Ледок, на ручейке хрустящий, и колокол, во тьме звонящий, процессий шаркающий шаг, и слово — неизвестно как — звучит сквозь море тишины; полет серебряной струны, будильник, что идти устал, — и сердца треснувший кристалл.
Да, сердце бедное не дремлет, и ждет, и постоянно внемлет; молчит забота, меркнет свет; вопросы есть, ответов нет!

РОБЕРТ УИЛЬЯМ СЕРВИС (1874–1958)

ВЫСТРЕЛ ДЭНА МАК-ГРЮ

Для крепких парней салун «Маламут» хорош и ночью и днем; Там есть механическое фоно и славный лабух при нём; Сорвиголова Мак-Грю шпилял сам за себя в углу, И как назло ему везло возле Красотки Лу.
За дверью — холод за пятьдесят, но вдруг, опустивши лоб, В салун ввалился злющий, как пес, береговик-златокоп. Он был слабей, чем блоха зимой, он выглядел мертвяком, Однако на всех заказал выпивон — заплатил золотым песком. Был с тем чужаком никто не знаком, — я точно вам говорю, — Но пили мы с ним, и последним пил Сорвиголова Мак-Грю.
А гость глазами по залу стрелял, и светилось в них колдовство; Он смотрел на меня, будто морем огня жизнь окружила его; Он в бороду врос, он, как хворый пес, чуял погибель свою, Из бутыли по капле цедил абсент и не глядел на струю. Я ломал башку: что за тип такой пришел сквозь пургу и мглу, — Но еще внимательнее за ним следила Красотка Лу.
А взгляд его по салуну скользил, и было понять мудрено, Что ищет он, — но увидел гость полуживое фоно. Тапер, что рэгтаймы играл, как раз пошел принять стопаря, А гость уселся на место его, ни слова не говоря. В оленьей поддевке, тощий, неловкий, — мне слов-то не подобрать, — С размаху вцепился в клавиши он — и как он умел играть!

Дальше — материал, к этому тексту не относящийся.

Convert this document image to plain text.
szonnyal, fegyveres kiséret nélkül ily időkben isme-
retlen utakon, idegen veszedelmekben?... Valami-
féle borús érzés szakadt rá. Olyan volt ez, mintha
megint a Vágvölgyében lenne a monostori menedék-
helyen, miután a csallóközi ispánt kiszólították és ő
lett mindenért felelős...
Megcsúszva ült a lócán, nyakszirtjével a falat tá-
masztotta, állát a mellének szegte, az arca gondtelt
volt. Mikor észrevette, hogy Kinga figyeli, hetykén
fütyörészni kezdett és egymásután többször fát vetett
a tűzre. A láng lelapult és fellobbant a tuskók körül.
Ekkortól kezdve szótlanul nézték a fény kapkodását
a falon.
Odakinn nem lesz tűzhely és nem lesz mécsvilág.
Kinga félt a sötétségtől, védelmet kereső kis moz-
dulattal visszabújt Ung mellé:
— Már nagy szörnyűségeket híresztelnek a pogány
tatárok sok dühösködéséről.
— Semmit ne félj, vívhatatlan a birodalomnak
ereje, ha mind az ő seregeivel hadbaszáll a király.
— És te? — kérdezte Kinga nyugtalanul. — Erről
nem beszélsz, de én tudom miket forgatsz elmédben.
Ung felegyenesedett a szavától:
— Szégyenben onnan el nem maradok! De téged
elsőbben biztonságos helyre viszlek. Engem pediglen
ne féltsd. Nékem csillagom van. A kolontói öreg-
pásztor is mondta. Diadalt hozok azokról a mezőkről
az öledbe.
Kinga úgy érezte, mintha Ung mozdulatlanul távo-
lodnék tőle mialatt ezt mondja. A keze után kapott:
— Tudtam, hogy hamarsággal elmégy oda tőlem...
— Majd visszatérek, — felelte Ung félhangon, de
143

Доводилось ли вам Великую Глушь видеть под полной луной, Где ледяные горы полны слышимой тишиной; Где разве что воет полярный волк, где, от смерти на волосок, Ты ищешь ту проклятую дрянь, что зовут «золотой песок», И где небосклоном — красным, зеленым — сполохи мчатся прочь? Вот это и были ноты его… голод, звезды и ночь.

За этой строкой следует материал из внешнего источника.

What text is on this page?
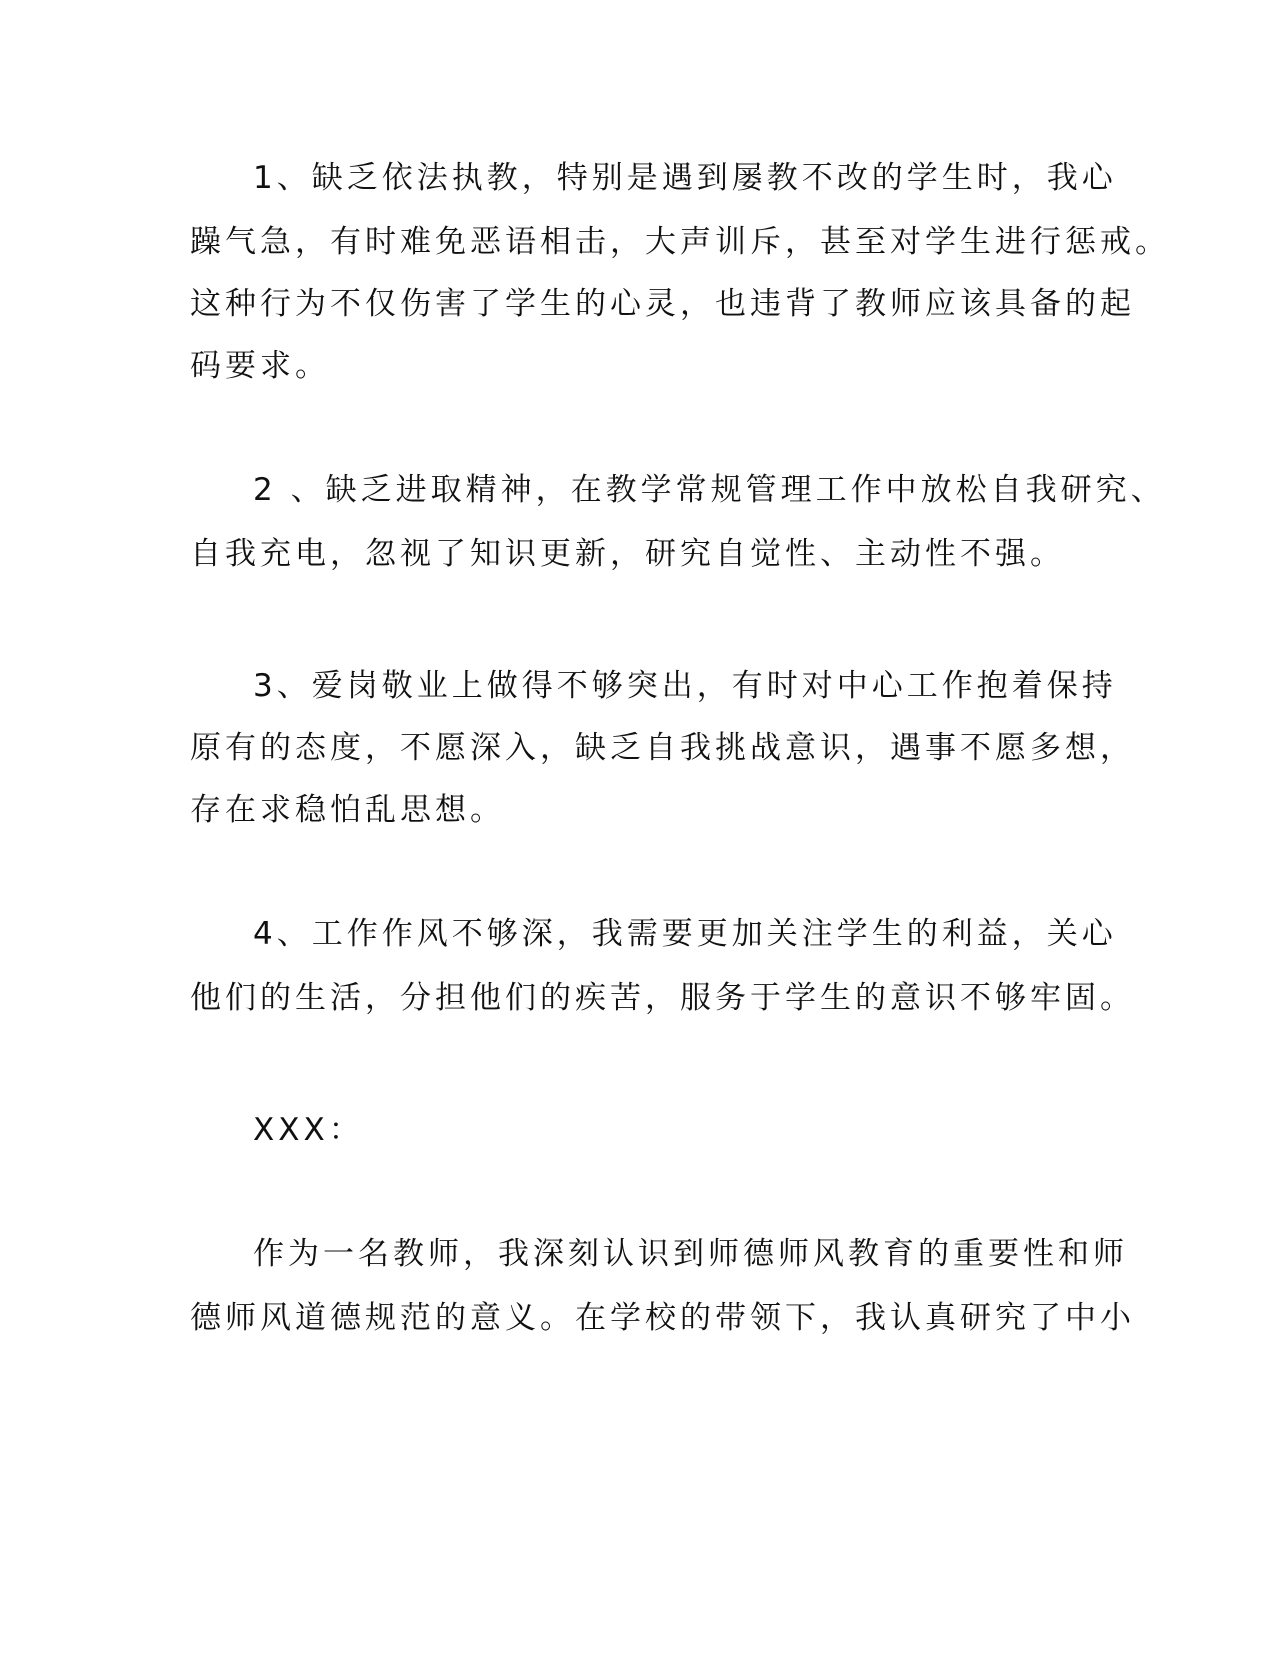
1、缺乏依法执教，特别是遇到屡教不改的学生时，我心
躁气急，有时难免恶语相击，大声训斥，甚至对学生进行惩戒。
这种行为不仅伤害了学生的心灵，也违背了教师应该具备的起
码要求。
2 、缺乏进取精神，在教学常规管理工作中放松自我研究、
自我充电，忽视了知识更新，研究自觉性、主动性不强。
3、爱岗敬业上做得不够突出，有时对中心工作抱着保持
原有的态度，不愿深入，缺乏自我挑战意识，遇事不愿多想，
存在求稳怕乱思想。
4、工作作风不够深，我需要更加关注学生的利益，关心
他们的生活，分担他们的疾苦，服务于学生的意识不够牢固。
XXX：
作为一名教师，我深刻认识到师德师风教育的重要性和师
德师风道德规范的意义。在学校的带领下，我认真研究了中小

Тот голод, какого не утолят бобы и жирный бекон. Голод, который от дома вдали терзает нас испокон. Пронимает тоскою по теплу и покою, ломает крепких парней; Голод по родине и семье, но по женщине — всех сильней: Кто, как не женщина, исцелит, склонясь к твоему челу? (Как страшно смотрелась под слоем румян красотка по имени Лу!)
Но музыка стала совсем другой, сделалась еле слышна, Объяснив, что прожита жизнь зазря и отныне ей — грош цена; Если женщину кто-то увел твою, то, значит, она лгала, И лучше сдохнуть в своей норе, ибо всё сгорело дотла, И остался разве что вопль души, точно вам говорю… «Я, пожалуй, сыграю открытый мизер», — вымолвил Дэн Мак-Грю.
Стихала музыка… Но, как поток, она вскипела к концу, Бурля через край: «Приди, покарай», — и кровь прилила к лицу. Пришло желание мстить за всё, — да разве только оно? Тупая жажда — убить, убить… Тогда замокло фоно. Он взглянул на нас, — я подобных глаз не видел, не буду врать; В оленьей поддевке, тощий, неловкий, — мне слов-то не подобрать; И спокойно так нам сказал чужак: «Я, конечно, вам незнаком, Но молчать не могу, и я не солгу, клянусь моим кошельком: Вы толпа слепцов, — в конце-то концов, никого за то не корю, Только чертов кобель тут засел меж вас… и зовут его Дэн Мак-Грю!»